The goal of this project is to explore reddit dog communities using natural language processing and unsupervised learning. Pulling one year's worth of data from the top seven highest-subscribed reddit dog breed communities, I used NLP and topic modeling techniques to identify topics most commonly discussed among subreddit communities, and derived "doggolingo" terms from the corpus. Finally, I built an app to allow users to explore the meaning of different doggolingo terms.
- Pulled all 2019 post and comment data from the seven most highly subscribed dog breed subreddits from Googe's BigQuery, in total covering roughly 80K reddit posts.
- Used SpaCy pipelines to preprocess the text corpus.
- Ran topic modeling on the corpus using Count Vectorizer, TF-IDF, LSA, NMF, LDA, and CorEx.
- Used a different a different SpaCy pipeline to pre-process the corpus to derive "doggolingo" words.
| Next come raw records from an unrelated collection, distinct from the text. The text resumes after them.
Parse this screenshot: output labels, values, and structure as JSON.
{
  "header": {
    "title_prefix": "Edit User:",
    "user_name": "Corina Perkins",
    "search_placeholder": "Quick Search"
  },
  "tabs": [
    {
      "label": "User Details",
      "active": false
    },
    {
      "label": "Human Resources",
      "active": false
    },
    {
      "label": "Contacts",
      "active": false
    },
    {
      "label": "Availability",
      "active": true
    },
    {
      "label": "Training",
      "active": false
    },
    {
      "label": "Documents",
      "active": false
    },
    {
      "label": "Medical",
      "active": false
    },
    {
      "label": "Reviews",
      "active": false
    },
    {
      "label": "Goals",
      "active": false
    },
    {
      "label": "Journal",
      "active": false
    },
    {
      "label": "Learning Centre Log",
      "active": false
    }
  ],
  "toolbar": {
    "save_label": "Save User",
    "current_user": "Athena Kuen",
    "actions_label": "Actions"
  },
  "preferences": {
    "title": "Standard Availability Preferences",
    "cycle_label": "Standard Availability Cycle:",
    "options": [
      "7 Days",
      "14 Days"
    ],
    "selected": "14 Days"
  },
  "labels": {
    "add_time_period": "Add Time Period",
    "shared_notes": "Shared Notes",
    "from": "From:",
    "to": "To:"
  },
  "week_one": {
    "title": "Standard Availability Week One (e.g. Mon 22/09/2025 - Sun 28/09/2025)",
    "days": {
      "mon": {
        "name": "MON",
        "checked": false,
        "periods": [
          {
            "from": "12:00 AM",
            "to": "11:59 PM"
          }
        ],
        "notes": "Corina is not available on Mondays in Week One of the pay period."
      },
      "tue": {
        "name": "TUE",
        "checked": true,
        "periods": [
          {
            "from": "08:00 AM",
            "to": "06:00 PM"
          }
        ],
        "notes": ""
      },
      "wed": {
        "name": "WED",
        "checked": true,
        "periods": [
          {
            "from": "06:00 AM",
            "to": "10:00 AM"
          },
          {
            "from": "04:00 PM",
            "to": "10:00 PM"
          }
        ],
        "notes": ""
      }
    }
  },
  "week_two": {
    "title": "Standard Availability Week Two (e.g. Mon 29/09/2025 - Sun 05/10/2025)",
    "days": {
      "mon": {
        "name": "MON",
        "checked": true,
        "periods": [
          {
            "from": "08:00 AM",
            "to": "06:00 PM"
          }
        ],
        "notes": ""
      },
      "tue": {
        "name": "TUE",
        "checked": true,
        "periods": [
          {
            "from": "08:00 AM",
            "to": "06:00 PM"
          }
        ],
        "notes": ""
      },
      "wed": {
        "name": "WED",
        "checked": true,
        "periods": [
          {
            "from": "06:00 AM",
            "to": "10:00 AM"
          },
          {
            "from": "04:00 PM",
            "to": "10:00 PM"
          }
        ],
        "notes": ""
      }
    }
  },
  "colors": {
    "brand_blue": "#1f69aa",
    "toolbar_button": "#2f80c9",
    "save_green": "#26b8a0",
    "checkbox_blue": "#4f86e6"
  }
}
- Built a doggolingo exploration app using streamlit.
- all_breeds_topic_modeling notebook: data preprocessing and topic modeling.
- doggolingo notebook: data processing to derive "doggolingo" and wordcloud generation, as well as data cleaning and preparation for streamlit app.
- presentation pdf: final presentation for Metis program
- See the doggolingo explained repo for code and final data for the streamlit app.